Udoh re-signed with the Vikings on March 18, 2023. He suffered a quad injury in Week 2 and was placed on injured reserve on September 19, 2023.

===New Orleans Saints===
On March 19, 2024, Udoh signed with the New Orleans Saints. He made 14 appearances for New Orleans during the 2024 season, including one start.

===Tennessee Titans===
On April 17, 2025, Udoh signed with the Tennessee Titans.

===Arizona Cardinals===
On March 20, 2026, Udoh signed a one-year, $1.4 million contract with the Arizona Cardinals. He was released on August 30.

==Personal life==
Udoh is of Nigerian descent.

On October 31, 2022, Udoh was arrested during the Vikings' bye week for falsely being accused of following a woman into a bathroom at a bar and refusing to leave and was charged with disorderly conduct and resisting arrest.
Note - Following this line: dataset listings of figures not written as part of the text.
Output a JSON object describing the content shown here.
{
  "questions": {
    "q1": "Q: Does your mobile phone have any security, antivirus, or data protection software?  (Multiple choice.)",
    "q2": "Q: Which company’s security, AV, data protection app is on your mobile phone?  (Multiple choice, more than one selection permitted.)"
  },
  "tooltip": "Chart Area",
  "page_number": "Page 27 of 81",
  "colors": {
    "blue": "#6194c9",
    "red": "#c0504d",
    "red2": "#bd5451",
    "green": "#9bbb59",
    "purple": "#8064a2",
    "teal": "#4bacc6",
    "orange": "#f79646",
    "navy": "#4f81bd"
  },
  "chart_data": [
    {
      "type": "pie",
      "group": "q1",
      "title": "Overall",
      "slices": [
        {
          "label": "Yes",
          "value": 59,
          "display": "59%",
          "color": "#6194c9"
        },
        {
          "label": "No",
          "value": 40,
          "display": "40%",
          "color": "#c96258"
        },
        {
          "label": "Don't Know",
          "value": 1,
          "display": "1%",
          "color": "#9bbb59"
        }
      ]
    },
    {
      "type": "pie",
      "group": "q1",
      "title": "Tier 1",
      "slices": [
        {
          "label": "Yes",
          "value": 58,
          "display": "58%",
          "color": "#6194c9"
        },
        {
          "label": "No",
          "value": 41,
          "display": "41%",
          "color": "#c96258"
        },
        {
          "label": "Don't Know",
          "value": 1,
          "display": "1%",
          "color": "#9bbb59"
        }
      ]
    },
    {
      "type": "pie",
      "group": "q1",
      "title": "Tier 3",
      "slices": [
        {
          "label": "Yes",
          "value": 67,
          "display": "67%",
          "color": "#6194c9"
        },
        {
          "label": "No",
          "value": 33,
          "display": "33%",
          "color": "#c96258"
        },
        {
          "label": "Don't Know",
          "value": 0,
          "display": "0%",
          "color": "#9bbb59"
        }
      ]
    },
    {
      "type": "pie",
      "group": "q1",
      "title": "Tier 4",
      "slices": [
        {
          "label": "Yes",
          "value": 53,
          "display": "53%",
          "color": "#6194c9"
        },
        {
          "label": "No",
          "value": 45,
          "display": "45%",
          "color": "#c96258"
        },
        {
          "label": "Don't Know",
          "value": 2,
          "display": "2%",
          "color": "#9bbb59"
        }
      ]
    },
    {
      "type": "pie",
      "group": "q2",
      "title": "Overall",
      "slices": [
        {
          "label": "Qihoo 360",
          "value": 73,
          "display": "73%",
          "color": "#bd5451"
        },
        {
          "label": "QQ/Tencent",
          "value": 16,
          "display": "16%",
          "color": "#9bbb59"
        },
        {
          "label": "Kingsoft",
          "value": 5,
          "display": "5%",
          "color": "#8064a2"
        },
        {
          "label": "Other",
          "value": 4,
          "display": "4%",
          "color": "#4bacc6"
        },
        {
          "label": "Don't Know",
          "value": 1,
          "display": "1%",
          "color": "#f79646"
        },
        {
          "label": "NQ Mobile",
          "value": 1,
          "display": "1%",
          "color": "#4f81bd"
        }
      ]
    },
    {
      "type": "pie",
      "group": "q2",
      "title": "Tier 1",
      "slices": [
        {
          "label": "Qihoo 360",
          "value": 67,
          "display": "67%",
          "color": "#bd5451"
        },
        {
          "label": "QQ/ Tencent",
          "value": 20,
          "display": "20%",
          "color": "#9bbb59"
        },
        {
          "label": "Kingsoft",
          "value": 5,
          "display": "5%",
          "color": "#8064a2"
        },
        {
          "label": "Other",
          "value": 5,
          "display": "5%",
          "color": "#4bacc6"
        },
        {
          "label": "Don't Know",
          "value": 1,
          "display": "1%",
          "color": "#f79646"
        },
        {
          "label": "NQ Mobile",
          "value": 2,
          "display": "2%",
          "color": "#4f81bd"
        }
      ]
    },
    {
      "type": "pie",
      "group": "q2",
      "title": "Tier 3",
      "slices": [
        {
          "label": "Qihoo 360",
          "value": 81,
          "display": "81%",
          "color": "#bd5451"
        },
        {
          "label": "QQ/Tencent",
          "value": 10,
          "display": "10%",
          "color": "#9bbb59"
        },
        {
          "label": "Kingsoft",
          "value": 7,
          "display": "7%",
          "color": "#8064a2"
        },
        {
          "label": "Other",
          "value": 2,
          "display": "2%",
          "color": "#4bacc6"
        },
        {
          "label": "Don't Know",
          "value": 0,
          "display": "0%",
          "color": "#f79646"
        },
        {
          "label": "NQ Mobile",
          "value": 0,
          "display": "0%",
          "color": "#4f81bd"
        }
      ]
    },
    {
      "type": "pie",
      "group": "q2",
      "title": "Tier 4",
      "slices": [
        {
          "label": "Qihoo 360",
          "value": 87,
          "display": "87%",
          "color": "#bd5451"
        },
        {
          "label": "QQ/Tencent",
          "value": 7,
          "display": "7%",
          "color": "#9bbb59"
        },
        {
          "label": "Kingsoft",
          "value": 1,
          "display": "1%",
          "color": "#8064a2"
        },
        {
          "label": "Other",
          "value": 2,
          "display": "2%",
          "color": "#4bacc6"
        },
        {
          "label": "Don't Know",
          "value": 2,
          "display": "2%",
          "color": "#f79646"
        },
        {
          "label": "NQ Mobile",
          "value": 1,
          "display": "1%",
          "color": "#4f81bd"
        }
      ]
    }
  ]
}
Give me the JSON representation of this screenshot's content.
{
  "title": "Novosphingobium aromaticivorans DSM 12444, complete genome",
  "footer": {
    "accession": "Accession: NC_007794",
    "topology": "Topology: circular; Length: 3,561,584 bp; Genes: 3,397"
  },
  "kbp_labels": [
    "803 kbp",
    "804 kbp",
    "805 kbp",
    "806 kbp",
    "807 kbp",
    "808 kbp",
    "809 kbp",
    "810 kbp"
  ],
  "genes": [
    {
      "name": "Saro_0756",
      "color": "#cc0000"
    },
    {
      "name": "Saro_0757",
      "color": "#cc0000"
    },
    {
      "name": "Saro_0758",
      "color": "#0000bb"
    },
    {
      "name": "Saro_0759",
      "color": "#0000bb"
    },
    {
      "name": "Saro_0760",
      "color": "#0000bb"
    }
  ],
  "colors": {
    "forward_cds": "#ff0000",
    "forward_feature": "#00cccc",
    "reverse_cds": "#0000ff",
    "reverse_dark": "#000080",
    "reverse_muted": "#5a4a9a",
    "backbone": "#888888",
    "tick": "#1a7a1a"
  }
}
The charges were later dismissed and his lawyer characterized the arrest as unlawful due to the evidence proving that he never entered the bathroom with a woman.

In May 2023, Udoh was cited on three occasions for traffic violations. Two of these incidents were for speeding, including driving 97 MPH in a 55 MPH zone on I-94 in St. Paul, Minnesota. He was also charged with reckless driving in a separate incident two days later.